Emerge nel ruolo del protagonista, il poeta sfortunato, il tenore messicano Arturo Chacon-Cruz, che non ha un colore di voce particolarmente seducente, ma che offre una realizzazione completa e soddisfacente del personaggio, tanto per la tenuta in acuto e la perfetta musicalità, quanto per l’interpretazione convincente e molto partecipe. Una relativa sorpresa, per chi non lo segue sin dai suoi primi passi come il sottoscritto, la offre Roberto Tagliavini, a conferma – ce ne fosse bisogno – che Parma è terra anche di ottimi bassi. La sua incarnazione dei quattro “malvagi” è stata davvero ammirevole e per la aderenza vocale, compreso l’ottima e chiara pronuncia francese, che per la caratterizzazione: più burbero il consigliere Lindorf, bonariamente comico Coppelius (laddove il “cattivo”, caso mai, è quel truffatore di Spalanzani), mellifluo e sfuggente nelle sue improvvise apparizioni il Dottor Miracle ed infine Dapertutto, sarcastico ed ironico quanto crudele e spietato. Bravo davvero! L’applauso che lo ha accolto alla ribalta finale più che meritato. Benissimo anche Marina Viotti, mezzosoprano dalla voce calda, vellutata, ambrata, ma facile e tersa in acuto: a lei riservati i migliori ritrovamenti di Kaye e Keck, l’aria della Musa nel prologo, l’arioso di Niklausse “Vois, sous l’archet fremissant” nell’atto di Antonia ed il nostalgico e sognante finale, accompagnato dal coro. Ciò nonostante, a costo di apparire “musicalmente scorretto”,  sempre della vecchia Choudens l’aria di Dapertutto “Scintille, diamant” ed il settimino dell’atto di Giulietta.
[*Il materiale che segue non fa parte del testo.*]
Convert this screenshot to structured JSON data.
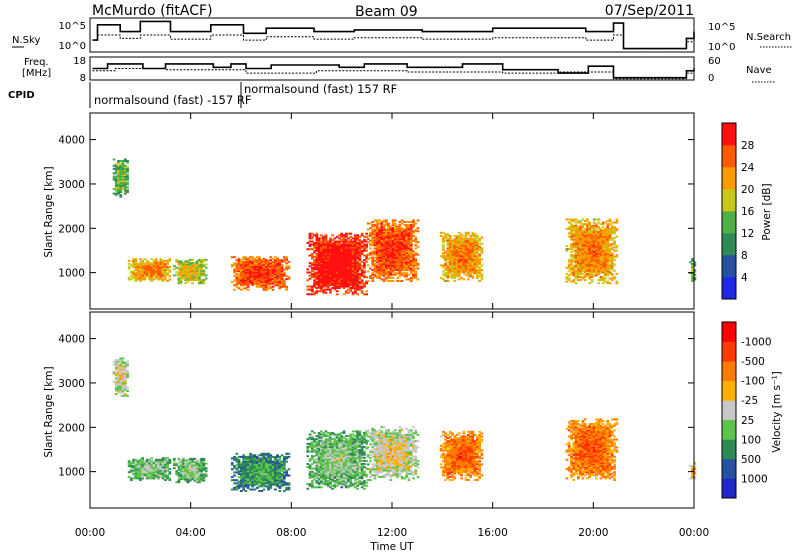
{
  "header": {
    "station": "McMurdo (fitACF)",
    "beam": "Beam 09",
    "date": "07/Sep/2011"
  },
  "top_panels": {
    "nsky_label": "N.Sky",
    "nsky_ticks": [
      "10^5",
      "10^0"
    ],
    "nsearch_label": "N.Search",
    "nsearch_ticks": [
      "10^5",
      "10^0"
    ],
    "freq_label_1": "Freq.",
    "freq_label_2": "[MHz]",
    "freq_ticks": [
      "18",
      "8"
    ],
    "nave_label": "Nave",
    "nave_ticks": [
      "60",
      "0"
    ],
    "cpid_label": "CPID",
    "cpid_modes": [
      "normalsound (fast) -157 RF",
      "normalsound (fast) 157 RF"
    ]
  },
  "chart_data": [
    {
      "type": "heatmap",
      "ylabel": "Slant Range [km]",
      "y_ticks": [
        1000,
        2000,
        3000,
        4000
      ],
      "ylim": [
        180,
        4600
      ],
      "x_ticks": [
        "00:00",
        "04:00",
        "08:00",
        "12:00",
        "16:00",
        "20:00",
        "00:00"
      ],
      "xlim_hours": [
        0,
        24
      ],
      "colorbar": {
        "label": "Power [dB]",
        "ticks": [
          "4",
          "8",
          "12",
          "16",
          "20",
          "24",
          "28"
        ],
        "colors": [
          "#1e28e6",
          "#2850a0",
          "#2e8b57",
          "#4fb046",
          "#c8c818",
          "#ff9a00",
          "#ff5a00",
          "#ff1010"
        ]
      },
      "regions": [
        {
          "t0": 0.9,
          "t1": 1.5,
          "r0": 2700,
          "r1": 3550,
          "level": 3
        },
        {
          "t0": 1.5,
          "t1": 3.2,
          "r0": 800,
          "r1": 1300,
          "level": 5
        },
        {
          "t0": 3.3,
          "t1": 4.6,
          "r0": 750,
          "r1": 1300,
          "level": 4
        },
        {
          "t0": 5.6,
          "t1": 7.9,
          "r0": 600,
          "r1": 1350,
          "level": 6
        },
        {
          "t0": 8.6,
          "t1": 11.0,
          "r0": 500,
          "r1": 1900,
          "level": 7
        },
        {
          "t0": 11.0,
          "t1": 13.0,
          "r0": 800,
          "r1": 2200,
          "level": 6
        },
        {
          "t0": 13.9,
          "t1": 15.6,
          "r0": 800,
          "r1": 1900,
          "level": 5
        },
        {
          "t0": 18.9,
          "t1": 20.9,
          "r0": 750,
          "r1": 2200,
          "level": 5
        },
        {
          "t0": 23.8,
          "t1": 24.0,
          "r0": 800,
          "r1": 1300,
          "level": 3
        }
      ]
    },
    {
      "type": "heatmap",
      "ylabel": "Slant Range [km]",
      "y_ticks": [
        1000,
        2000,
        3000,
        4000
      ],
      "ylim": [
        180,
        4600
      ],
      "x_ticks": [
        "00:00",
        "04:00",
        "08:00",
        "12:00",
        "16:00",
        "20:00",
        "00:00"
      ],
      "xlim_hours": [
        0,
        24
      ],
      "xlabel": "Time UT",
      "colorbar": {
        "label": "Velocity [m s⁻¹]",
        "ticks": [
          "1000",
          "500",
          "100",
          "25",
          "-25",
          "-100",
          "-500",
          "-1000"
        ],
        "colors": [
          "#1e28c8",
          "#2850a0",
          "#2e8b57",
          "#5cc44a",
          "#c8c8c8",
          "#ffb000",
          "#ff7a00",
          "#ff3a00",
          "#ff0000"
        ]
      },
      "regions": [
        {
          "t0": 0.9,
          "t1": 1.5,
          "r0": 2700,
          "r1": 3550,
          "level": 4
        },
        {
          "t0": 1.5,
          "t1": 3.2,
          "r0": 800,
          "r1": 1300,
          "level": 3
        },
        {
          "t0": 3.3,
          "t1": 4.6,
          "r0": 750,
          "r1": 1300,
          "level": 3
        },
        {
          "t0": 5.6,
          "t1": 7.9,
          "r0": 550,
          "r1": 1400,
          "level": 2
        },
        {
          "t0": 8.6,
          "t1": 11.0,
          "r0": 600,
          "r1": 1900,
          "level": 3
        },
        {
          "t0": 11.0,
          "t1": 13.0,
          "r0": 800,
          "r1": 2000,
          "level": 4
        },
        {
          "t0": 13.9,
          "t1": 15.6,
          "r0": 800,
          "r1": 1900,
          "level": 6
        },
        {
          "t0": 18.9,
          "t1": 20.9,
          "r0": 800,
          "r1": 2200,
          "level": 6
        },
        {
          "t0": 23.8,
          "t1": 24.0,
          "r0": 800,
          "r1": 1200,
          "level": 5
        }
      ]
    }
  ]
}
Molto bene pure le parti di fianco, qui sempre molto esposte: la Madre di Antonia, intonata in quinta dalla brava Laura Vila, lo Spalanzani del tenore Francisco Vas, che nel 2013 impersonò i quattro ruoli comici, lo Schlemil ed Herman del sonoro baritono Carlos Daza, il preciso Nathanael del tenore Roger Padulles e buon ultimo il basso Aleksey Bogdanov, prima Luther e quindi Crespel.

La generosità di un caro amico di Barcellona mi consentirà di assistere ad una recita con l’altro cast giovedì prossimo 28 gennaio dal Quinto Piso, il loggione del Liceu. Ed è che io, Chaudens, Oeser, Kaye e Keck permettendo, non mi stancherò mai di ascoltare Les Contes!